Initially Wesley had a “fast and pronounced pulse,” but “after waiting a short period of time,” a detective sergeant checked for a pulse but could not find one.

“I checked again and also did not find a pulse, at which time I started chest compression in an effort to help Wesley,” officer Jacob Short stated in the report.

“Just as I started, AMR medics arrived on scene to provide medical aid for Wesley,” he stated.

Mostella was among the eight officers mentioned in the police report as being at the scene, but Zubal was not listed as being at the scene.

The city’s response to the lawsuit also denies “for want of information” the allegation that any police officers “were deliberately indifferent to (Wesley’s) medical needs” or that the actions of police officers were “part of a pattern, practice and / or policy of” the Youngstown Police Department.

Brandon Wesley was a graduate of Youngstown Chaney High School and Choffin Career Center, where he studied culinary arts, according to his obituary.
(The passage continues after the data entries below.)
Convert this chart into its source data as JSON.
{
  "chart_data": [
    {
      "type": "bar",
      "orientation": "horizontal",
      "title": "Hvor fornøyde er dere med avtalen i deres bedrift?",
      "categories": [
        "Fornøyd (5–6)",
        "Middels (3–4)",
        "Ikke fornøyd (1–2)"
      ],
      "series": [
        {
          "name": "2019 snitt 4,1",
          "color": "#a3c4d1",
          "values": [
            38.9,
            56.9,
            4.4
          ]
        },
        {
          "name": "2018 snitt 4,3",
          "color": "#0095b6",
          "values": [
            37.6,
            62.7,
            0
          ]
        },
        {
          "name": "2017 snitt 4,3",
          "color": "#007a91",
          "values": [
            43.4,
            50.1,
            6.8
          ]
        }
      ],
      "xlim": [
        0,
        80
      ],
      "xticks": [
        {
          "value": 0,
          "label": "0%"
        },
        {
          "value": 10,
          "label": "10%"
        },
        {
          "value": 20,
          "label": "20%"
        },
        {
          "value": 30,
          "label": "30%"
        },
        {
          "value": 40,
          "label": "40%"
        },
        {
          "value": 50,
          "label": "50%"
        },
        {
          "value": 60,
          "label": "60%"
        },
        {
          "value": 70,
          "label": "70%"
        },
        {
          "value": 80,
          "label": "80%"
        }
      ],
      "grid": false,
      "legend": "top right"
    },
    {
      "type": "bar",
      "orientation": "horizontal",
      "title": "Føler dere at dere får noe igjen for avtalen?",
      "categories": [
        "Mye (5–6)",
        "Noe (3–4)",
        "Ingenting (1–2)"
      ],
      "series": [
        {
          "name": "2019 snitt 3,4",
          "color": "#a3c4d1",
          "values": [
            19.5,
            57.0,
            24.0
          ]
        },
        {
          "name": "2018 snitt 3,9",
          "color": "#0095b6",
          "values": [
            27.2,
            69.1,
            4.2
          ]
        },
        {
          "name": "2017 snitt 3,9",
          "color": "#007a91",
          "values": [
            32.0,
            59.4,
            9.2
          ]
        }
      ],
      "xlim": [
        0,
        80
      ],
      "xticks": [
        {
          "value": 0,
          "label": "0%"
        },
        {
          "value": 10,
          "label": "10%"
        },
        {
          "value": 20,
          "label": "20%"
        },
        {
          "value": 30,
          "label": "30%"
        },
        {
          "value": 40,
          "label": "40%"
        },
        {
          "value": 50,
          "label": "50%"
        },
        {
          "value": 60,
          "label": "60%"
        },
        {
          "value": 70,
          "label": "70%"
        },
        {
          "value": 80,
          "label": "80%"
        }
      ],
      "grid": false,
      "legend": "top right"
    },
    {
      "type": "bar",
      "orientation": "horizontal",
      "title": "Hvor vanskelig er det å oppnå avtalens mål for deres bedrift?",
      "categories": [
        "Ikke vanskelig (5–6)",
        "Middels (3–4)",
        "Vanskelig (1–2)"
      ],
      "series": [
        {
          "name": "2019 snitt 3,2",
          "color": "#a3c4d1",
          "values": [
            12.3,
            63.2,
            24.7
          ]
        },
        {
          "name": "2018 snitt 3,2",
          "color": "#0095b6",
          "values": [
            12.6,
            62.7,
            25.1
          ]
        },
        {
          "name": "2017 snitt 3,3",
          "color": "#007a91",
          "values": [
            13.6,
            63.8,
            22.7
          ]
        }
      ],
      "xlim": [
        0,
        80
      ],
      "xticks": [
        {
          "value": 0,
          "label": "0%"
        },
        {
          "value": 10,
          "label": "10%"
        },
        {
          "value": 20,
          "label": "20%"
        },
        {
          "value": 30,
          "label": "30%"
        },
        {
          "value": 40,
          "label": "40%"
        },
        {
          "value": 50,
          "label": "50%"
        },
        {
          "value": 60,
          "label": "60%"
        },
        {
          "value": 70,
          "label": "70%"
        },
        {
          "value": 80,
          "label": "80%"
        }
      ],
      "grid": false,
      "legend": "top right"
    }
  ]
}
He worked at Rips Cafe in Struthers and VXI call center in Youngstown, the obituary stated.

The lawsuit was filed by attorneys Massimo Terzigni and Joel Sansone of Pittsburgh.

The AMR response was filed by attorneys for the Cleveland law firm of Bonezi Switzer Polito and Hupp, including David C. Comstock of Canfield.

Youngstown’s response was filed by attorney James Climer of Youngstown.